The rule engine, taxonomy, and write playbook are documented in:
resources/triage-rules.md — every disposition, its heuristic, its tier
resources/labels.md — full label taxonomy + mapping + proposed extensions
resources/write-actions.md — gh write playbook, comment templates, safety gates
resources/gitcrawl-reference.md — the gitcrawl commands + SQLite schema we rely on
Safety gates (apply stage) — non-negotiable
Enforced in apply.py, every run:
- Dry-run by default. No
--execute ⇒ it only prints the gh commands.
- Per-run write cap (
apply.max_per_run, default 25 — counts each label/comment/close mutation) + pacing after every write.
- Tier gate.
--auto touches only tier=auto; review items require --from <curated>.
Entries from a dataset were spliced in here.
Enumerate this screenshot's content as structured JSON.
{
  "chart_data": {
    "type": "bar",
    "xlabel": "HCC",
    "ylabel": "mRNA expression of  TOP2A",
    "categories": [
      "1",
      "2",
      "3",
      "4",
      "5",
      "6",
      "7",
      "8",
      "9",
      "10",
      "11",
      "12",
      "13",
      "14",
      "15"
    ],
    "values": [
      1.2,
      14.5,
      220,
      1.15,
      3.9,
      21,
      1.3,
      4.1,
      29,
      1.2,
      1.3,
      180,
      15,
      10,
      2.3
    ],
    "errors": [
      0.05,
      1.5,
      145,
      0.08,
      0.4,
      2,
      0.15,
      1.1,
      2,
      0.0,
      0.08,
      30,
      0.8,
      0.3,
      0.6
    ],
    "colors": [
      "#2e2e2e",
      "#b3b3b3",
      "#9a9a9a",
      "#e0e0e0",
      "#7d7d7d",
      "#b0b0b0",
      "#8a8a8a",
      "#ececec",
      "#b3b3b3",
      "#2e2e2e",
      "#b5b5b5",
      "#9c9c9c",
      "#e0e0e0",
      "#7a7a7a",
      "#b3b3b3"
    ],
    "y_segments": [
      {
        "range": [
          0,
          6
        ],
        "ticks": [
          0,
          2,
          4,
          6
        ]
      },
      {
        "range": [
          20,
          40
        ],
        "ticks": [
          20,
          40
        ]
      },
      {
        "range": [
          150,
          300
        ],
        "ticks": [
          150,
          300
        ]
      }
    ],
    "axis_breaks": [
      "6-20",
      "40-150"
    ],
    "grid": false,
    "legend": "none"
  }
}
- Staleness guard. Re-fetches each thread's live state immediately before acting; skips if it was closed or touched since extract — re-run the pipeline to pick up changes.
- Protected re-check. Skips anything now carrying a protected label.
- Ledger dedup. A
(number, action) recorded ok is never repeated.
Rationalization table — STOP if you catch yourself thinking…
| Rationalization | Reality |
|---|
| "The backlog is huge, just bulk-close everything stale." | The cap and tier gate exist precisely for huge backlogs. Run in batches; let the human see the first batch's effect. |
"These review items are obviously closable, I'll auto them." | review means a judgment call the rules couldn't make safely. Curate into approved.jsonl; don't promote them to --auto. |
| "Skip the dry-run, I trust the rules." | Dry-run is one command and surfaces mis-tuned thresholds before they post comments on dozens of issues. Always dry-run first. |
| "The staleness guard is annoying, disable it." | It's the only thing preventing you from closing an issue someone just commented on. Never bypass; re-run the pipeline instead. |
| "Just create the proposed labels, they're obviously fine." | Labels are repo-wide and visible to everyone. Confirm with a maintainer; labels --create-missing requires --execute for this reason. |
| "I'll open a PR with the triage changes." | This skill does not open PRs. It closes/labels/comments via gh only, and only what was approved. |
Portability
Everything is parameterized by --repo and a per-repo config.<owner>__<repo>.toml (copy config.example.toml). The [areas]/[types]/[versions] tables are the only repo-specific tuning. Copy the whole issue-pr-scrub/ folder into any OSS project's .claude/skills/ and point it at a new repo.